Poster
in
Workshop: Theory and Practice of Differential Privacy
Reproducibility in Learning
Russell Impagliazzo · Rex Lei · Jessica Sorrell
Reproducibility is vital to ensuring scientific conclusions are reliable, and researchers have an obligation to ensure that their results are replicable. However, many scientific fields are suffering from a "reproducibility crisis," a term coined circa 2010 to refer to the failure of results from a variety of scientific disciplines to replicate. Within the subfields of machine learning and data science, there are similar concerns about the reliability of published findings. The performance of models produced by machine learning algorithms may be affected by the values of random seeds or hyperparameters chosen during training, and performance may be brittle to deviations from the values disseminated in published results.

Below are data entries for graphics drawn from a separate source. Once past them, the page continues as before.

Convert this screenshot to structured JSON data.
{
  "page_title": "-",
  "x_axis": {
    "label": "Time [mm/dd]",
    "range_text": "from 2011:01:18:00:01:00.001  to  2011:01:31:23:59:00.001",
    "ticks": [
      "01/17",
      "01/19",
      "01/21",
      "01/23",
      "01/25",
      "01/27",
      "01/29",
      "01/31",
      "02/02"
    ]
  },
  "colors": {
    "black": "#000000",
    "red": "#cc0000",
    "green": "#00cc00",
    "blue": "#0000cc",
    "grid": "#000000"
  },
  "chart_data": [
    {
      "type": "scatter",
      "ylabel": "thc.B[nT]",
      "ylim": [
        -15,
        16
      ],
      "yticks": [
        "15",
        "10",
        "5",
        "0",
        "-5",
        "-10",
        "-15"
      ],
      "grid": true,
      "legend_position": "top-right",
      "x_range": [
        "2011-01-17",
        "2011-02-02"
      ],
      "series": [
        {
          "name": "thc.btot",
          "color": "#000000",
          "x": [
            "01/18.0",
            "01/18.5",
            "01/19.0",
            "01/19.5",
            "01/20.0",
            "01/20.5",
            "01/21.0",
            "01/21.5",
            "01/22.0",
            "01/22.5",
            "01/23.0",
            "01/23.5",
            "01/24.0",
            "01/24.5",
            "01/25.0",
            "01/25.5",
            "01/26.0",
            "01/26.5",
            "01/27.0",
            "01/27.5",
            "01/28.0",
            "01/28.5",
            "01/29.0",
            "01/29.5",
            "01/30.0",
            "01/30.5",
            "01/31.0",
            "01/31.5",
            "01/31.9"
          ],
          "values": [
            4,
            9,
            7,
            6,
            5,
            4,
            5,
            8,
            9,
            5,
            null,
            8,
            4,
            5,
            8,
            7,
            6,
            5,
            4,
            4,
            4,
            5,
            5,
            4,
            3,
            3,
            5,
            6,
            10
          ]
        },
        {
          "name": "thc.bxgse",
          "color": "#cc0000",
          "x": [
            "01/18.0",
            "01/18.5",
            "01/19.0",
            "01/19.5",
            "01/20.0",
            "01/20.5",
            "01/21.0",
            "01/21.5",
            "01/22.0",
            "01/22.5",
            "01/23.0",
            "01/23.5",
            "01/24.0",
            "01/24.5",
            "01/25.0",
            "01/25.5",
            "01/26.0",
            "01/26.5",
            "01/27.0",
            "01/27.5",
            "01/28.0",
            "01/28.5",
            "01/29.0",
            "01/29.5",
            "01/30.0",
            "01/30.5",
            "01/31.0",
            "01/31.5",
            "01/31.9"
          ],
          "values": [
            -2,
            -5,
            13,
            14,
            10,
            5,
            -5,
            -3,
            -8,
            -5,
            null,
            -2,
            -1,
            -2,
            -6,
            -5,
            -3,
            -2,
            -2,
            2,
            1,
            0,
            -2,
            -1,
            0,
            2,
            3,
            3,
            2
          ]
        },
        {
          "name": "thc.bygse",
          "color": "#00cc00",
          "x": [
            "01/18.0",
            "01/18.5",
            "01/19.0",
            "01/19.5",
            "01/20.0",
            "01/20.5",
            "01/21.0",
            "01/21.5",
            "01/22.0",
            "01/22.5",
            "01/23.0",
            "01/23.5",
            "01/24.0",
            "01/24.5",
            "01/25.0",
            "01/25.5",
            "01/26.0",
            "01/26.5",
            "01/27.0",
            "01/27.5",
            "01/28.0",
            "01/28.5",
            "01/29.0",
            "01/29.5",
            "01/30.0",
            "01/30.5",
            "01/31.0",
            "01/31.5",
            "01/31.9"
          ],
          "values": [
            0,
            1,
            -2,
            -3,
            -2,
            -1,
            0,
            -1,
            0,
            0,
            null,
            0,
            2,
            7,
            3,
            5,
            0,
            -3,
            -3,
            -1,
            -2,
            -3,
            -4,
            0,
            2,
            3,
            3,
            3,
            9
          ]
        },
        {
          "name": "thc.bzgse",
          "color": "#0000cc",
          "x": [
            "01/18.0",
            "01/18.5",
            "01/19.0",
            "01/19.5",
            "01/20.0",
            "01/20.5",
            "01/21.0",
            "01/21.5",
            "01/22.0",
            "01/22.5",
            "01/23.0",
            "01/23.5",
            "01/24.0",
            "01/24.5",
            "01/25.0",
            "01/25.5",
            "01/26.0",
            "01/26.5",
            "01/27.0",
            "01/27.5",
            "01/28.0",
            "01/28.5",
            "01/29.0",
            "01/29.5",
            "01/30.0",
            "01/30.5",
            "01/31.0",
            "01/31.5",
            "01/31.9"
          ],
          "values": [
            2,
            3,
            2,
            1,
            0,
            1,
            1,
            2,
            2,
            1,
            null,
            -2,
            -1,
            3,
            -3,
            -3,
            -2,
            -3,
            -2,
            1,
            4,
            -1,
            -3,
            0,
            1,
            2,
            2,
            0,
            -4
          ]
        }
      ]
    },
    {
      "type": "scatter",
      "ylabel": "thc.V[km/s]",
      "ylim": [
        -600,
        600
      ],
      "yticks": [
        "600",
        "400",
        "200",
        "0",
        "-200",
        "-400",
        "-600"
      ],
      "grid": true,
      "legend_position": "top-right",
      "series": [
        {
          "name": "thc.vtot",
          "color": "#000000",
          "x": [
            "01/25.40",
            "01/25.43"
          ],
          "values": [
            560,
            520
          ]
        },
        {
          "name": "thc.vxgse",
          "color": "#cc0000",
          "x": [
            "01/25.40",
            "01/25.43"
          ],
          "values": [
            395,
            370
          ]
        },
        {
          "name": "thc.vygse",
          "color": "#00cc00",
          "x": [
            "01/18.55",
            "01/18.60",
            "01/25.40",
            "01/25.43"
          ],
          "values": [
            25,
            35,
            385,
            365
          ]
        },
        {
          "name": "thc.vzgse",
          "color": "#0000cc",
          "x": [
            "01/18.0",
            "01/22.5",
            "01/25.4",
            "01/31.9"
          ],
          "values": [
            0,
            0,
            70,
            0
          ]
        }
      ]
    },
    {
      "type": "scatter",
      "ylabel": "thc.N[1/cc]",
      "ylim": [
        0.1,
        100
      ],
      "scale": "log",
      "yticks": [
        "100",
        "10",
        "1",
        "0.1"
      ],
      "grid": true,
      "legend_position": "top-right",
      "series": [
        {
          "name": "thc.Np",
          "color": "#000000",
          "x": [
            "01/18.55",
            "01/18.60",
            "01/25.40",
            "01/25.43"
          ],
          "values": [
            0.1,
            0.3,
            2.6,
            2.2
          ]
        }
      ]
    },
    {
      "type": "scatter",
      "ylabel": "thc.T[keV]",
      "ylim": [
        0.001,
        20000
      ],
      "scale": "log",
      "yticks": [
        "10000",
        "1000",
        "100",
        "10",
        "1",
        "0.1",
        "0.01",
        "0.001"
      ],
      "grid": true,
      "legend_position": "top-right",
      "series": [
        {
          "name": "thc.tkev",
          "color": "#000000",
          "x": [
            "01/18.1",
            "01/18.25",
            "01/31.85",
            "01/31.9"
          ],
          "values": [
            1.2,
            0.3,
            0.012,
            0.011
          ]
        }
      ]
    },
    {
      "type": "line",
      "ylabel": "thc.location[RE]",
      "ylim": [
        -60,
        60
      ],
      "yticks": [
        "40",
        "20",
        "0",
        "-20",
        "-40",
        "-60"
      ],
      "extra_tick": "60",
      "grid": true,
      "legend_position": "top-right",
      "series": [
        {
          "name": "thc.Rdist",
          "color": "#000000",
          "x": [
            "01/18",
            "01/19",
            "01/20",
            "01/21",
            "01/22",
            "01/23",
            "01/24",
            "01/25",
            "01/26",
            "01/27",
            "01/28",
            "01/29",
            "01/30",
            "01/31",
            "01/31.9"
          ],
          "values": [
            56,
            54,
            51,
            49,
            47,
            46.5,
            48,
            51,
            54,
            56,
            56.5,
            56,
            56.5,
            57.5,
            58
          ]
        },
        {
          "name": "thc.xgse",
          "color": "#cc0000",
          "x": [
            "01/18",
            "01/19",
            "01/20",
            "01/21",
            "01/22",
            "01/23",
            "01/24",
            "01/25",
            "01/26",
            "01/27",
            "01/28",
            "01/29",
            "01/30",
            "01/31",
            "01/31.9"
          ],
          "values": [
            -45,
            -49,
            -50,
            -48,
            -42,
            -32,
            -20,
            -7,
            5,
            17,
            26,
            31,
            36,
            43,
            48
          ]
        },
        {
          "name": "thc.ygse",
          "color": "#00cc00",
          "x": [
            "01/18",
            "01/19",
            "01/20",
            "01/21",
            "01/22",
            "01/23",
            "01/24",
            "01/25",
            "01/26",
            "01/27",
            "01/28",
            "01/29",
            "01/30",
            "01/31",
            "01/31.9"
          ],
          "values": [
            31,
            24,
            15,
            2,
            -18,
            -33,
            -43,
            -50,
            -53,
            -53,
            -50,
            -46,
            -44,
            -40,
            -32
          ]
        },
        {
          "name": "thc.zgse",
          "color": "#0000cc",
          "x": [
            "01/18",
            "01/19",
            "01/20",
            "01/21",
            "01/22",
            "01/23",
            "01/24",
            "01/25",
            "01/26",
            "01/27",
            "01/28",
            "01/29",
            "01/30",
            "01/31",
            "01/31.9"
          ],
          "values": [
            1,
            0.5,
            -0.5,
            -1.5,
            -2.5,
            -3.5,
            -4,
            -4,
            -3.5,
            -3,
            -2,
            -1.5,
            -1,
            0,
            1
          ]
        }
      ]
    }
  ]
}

In this work, we aim to initiate the study of reproducibility as a property of learning algorithms. We define a new notion of reproducibility, which informally says that a randomized algorithm is reproducible if two distinct runs of the algorithm on two samples drawn from the same distribution, with internal randomness fixed between both runs, produces the same output with high probability. We show that it is possible to efficiently simulate any statistical query algorithm reproducibly, but that the converse does not hold. We show that reproducibility implies differential privacy, and that reproducible algorithms permit data reuse under adaptive queries.